Para crecer sano y fuerte, en mi pueblo había que superar todo tipo de amenazas mingitorias.
En los corrillos de la EGB, cuando apenas levantaba medio metro del suelo, ya se escuchaba: “Si meas en el arco iris te conviertes en chica”. Nada hubiera sido más terrible que perderme los partidos del recreo, así que cuando llovía y luego salía el sol siempre llegaba a mi casa con la vejiga a punto de explotar. Tonterías las justas, que saltar a la comba me interesaba más bien poco.
Unos años después, en el cuarto de la azotea, estaba trasteando con mi primo cuando salió un perenquén de detrás del cesto de la ropa. Yo di un respingo, pero él se puso lívido y salió corriendo a toda mecha. “¿Pero dónde vas?”, le grité extrañado. “Muchá, ¿tú sabes lo malos que son esos bichos? Si te mean en los ojos te quedas ciego”. Unos segundos después ya estaba bajando los escalones de cuatro en cuatro.

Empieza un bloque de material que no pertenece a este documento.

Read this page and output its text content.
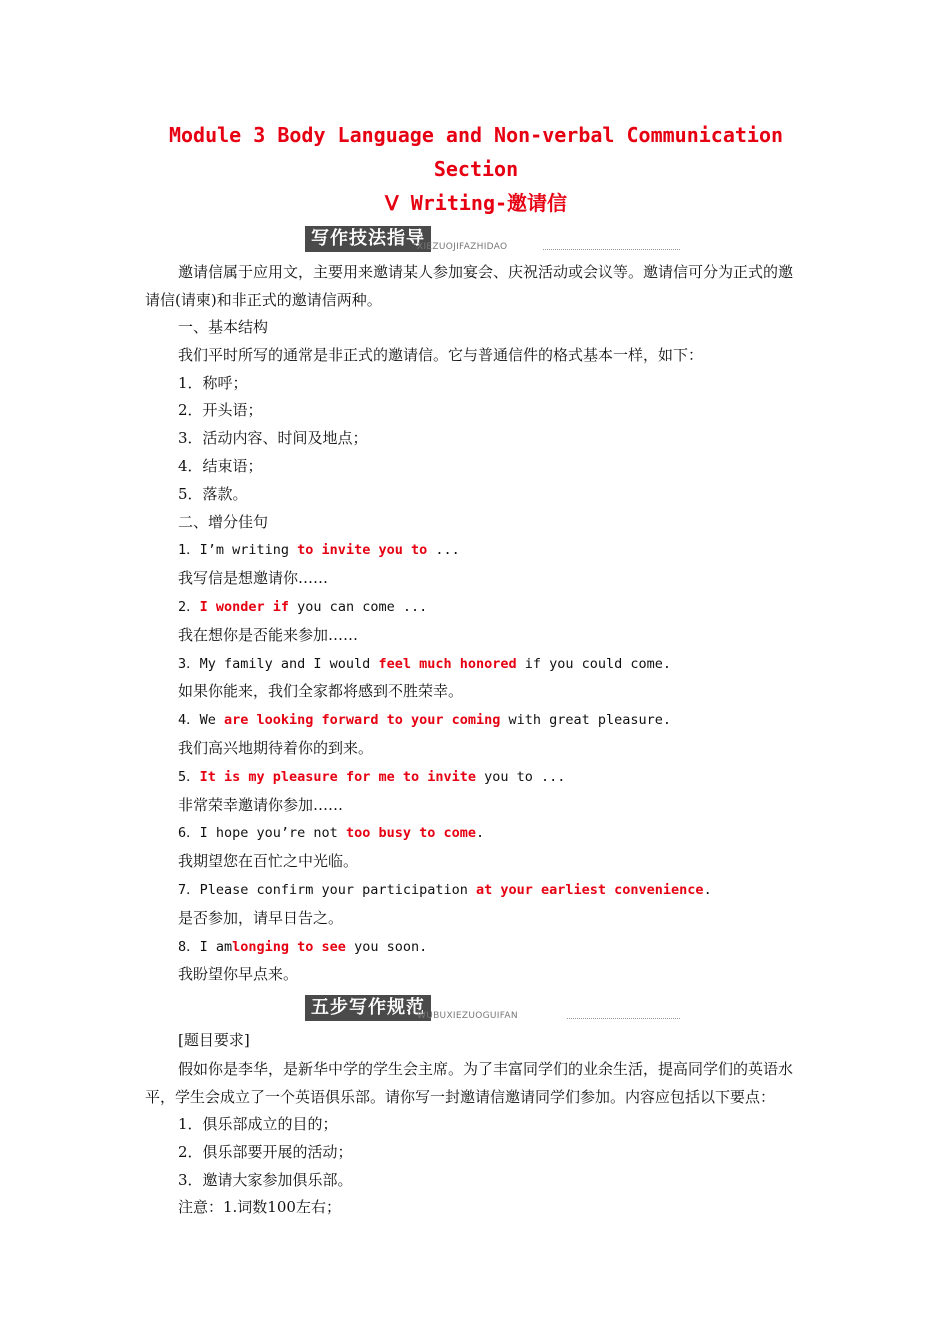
Module 3 Body Language and Non-verbal Communication Section

Ⅴ Writing-邀请信

写作技法指导
XIEZUOJIFAZHIDAO

邀请信属于应用文，主要用来邀请某人参加宴会、庆祝活动或会议等。邀请信可分为正式的邀请信(请柬)和非正式的邀请信两种。

一、基本结构

我们平时所写的通常是非正式的邀请信。它与普通信件的格式基本一样，如下：

1．称呼；

2．开头语；

3．活动内容、时间及地点；

4．结束语；

5．落款。

二、增分佳句

1．I’m writing to invite you to ...

我写信是想邀请你……

2．I wonder if you can come ...

我在想你是否能来参加……

3．My family and I would feel much honored if you could come.

如果你能来，我们全家都将感到不胜荣幸。

4．We are looking forward to your coming with great pleasure.

我们高兴地期待着你的到来。

5．It is my pleasure for me to invite you to ...

非常荣幸邀请你参加……

6．I hope you’re not too busy to come.

我期望您在百忙之中光临。

7．Please confirm your participation at your earliest convenience.

是否参加，请早日告之。

8．I amlonging to see you soon.

我盼望你早点来。

五步写作规范
WUBUXIEZUOGUIFAN

[题目要求]

假如你是李华，是新华中学的学生会主席。为了丰富同学们的业余生活，提高同学们的英语水平，学生会成立了一个英语俱乐部。请你写一封邀请信邀请同学们参加。内容应包括以下要点：

1．俱乐部成立的目的；

2．俱乐部要开展的活动；

3．邀请大家参加俱乐部。

注意：1.词数100左右；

Y a pocos veranos del instituto me dio por las hogueras. Por alguna extraña razón, me fascinaba el derretir de las botellas de plástico. Aquellos goterones oscuros, como de caramelo tóxico, me resultaban hipnóticos. En casa de mis abuelos, donde nunca faltaba la materia prima, me compinché con un vecino para construir una lumbre nueva cada tarde. Empezamos con cuatro palos mal puestos, pero después de unos días de práctica ya habíamos alcanzado la escala de las piras funerarias hindúes. El humo era imposible de esconder y mucho menos para el fino olfato térmico de mi abuela. Una noche, entre cucharadas de potaje, me espetó por encima de las gafas: “¿Tú vas a seguir quemando cosas? Los niños que juegan con fuego luego mean la cama”. Santo remedio. Al día siguiente ya había encontrado otras aficiones más estimulantes.
Dejo a los antropólogos y a los psiquiatras freudianos la interpretación de estos fascinantes mitos renales. Seguro que la tienen. Pero es que, cuando llega San Juan, en seguida me acuerdo de mi abuela.
Allá donde esté, estará orgullosa de saber que mi colchón siempre ha amanecido seco.